Each of the Girls Who Could will teach your child the value of following her dreams, thinking big, and taking inspired action. Every book features 16 full color illustrations accompanying large-print rhyming prose and is priced at $14.95.
The Girl Who Could Talk to Computers tells the story of young Grace Hopper, the inquiring girl who wrote the first computer compiler program which gave birth to the first computer language, COBOL. After “Amazing Grace” helped bring us into the modern computer-age, she dedicated her life to teaching and inspiring young people to dream big.
Our second book in the Girls Who Could series, The Girl Who Could Dance in Outer Space tells the tale of young Mae Jemison, the creative girl who became a doctor, an engineer, a dancer, and an astronaut. Mae Jemison teaches us that art and science are natural expressions of creativity and imagination. Nurture them both, and go where your dreams take you!

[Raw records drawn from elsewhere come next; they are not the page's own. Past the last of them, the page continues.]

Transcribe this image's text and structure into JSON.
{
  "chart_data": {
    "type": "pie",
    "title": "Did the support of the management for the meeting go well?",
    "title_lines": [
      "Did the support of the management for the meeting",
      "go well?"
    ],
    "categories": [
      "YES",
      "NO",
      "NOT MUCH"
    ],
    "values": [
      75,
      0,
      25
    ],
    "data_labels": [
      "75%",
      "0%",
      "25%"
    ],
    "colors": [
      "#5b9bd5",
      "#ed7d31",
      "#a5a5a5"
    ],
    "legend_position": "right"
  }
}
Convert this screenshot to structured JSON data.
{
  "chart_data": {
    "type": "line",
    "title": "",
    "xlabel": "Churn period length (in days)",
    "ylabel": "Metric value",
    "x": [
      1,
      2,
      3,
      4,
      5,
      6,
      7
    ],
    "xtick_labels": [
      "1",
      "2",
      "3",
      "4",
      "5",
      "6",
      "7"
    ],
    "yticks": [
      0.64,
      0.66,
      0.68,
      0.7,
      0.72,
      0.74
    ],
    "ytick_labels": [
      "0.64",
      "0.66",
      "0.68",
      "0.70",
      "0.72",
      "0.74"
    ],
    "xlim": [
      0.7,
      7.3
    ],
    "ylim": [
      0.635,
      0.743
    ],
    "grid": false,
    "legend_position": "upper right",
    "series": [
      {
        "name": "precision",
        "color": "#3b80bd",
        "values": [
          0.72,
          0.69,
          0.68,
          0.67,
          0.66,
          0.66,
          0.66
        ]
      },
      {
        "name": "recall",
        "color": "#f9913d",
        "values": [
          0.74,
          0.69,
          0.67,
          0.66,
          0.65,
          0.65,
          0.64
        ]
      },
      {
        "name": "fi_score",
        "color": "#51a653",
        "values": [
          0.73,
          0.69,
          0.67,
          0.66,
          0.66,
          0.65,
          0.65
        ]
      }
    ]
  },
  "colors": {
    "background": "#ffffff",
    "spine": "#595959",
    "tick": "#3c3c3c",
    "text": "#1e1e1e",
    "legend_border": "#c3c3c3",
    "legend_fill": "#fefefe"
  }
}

We are pleased to announce that The Girl Who Could Dance in Outer Space was selected in 2017 by Houghton Mifflin Harcourt for inclusion in their reading program to be used in 60K+ elementary school classrooms worldwide.
The Girl Who Could Sing with the Birds is the third book in The Girls Who Could Series. In it, we explore the world through the eyes of a young Rachel Carson, the author and biologist who inspired the environmental movement that gave birth to Earth Day. Rachel Carson teaches us that every life on our planet is precious, and that science should work with nature for the good of all. Together, we can keep the world a beautiful place.
The Girl Who Could Heal Your Heart is the fourth book in The Girls Who Could Series. In it, we discover the healing power of forgiveness and release. Kahuna Morrnah Simeona was a Hawaiian healer and teacher who traveled the world sharing the modern art of ho’oponopono, or community healing. When we clear our minds of grief, blame and anger, our hearts become lighter, our days become brighter.
This special fifth volume in The Girls Who Could series honors not just one girl, but an entire fleet of fierce female aviators. Dubbed “The Night Witches” by their German adversaries, this all-female battalion out-flew and outmatched their male counterparts, flying eight or more missions every night in small canvas planes. No parachutes. No fear. Just honest heroine-ism standing up for what was right. The Girls Who Could Fly in the Night encourages your little ones to be upstanders, fight bullies, do good and shine bright.
The Girl Who Could Write and Unite pays tribute to one of the greatest modern American poets, Gwendolyn Brooks. Brooks was the first African American to win a Pulitzer and received over 70 honorary degrees from universities for writing and teaching. Her story teaches children that language is a powerful tool for change and championship. Choose your words wisely, for they just might change the world!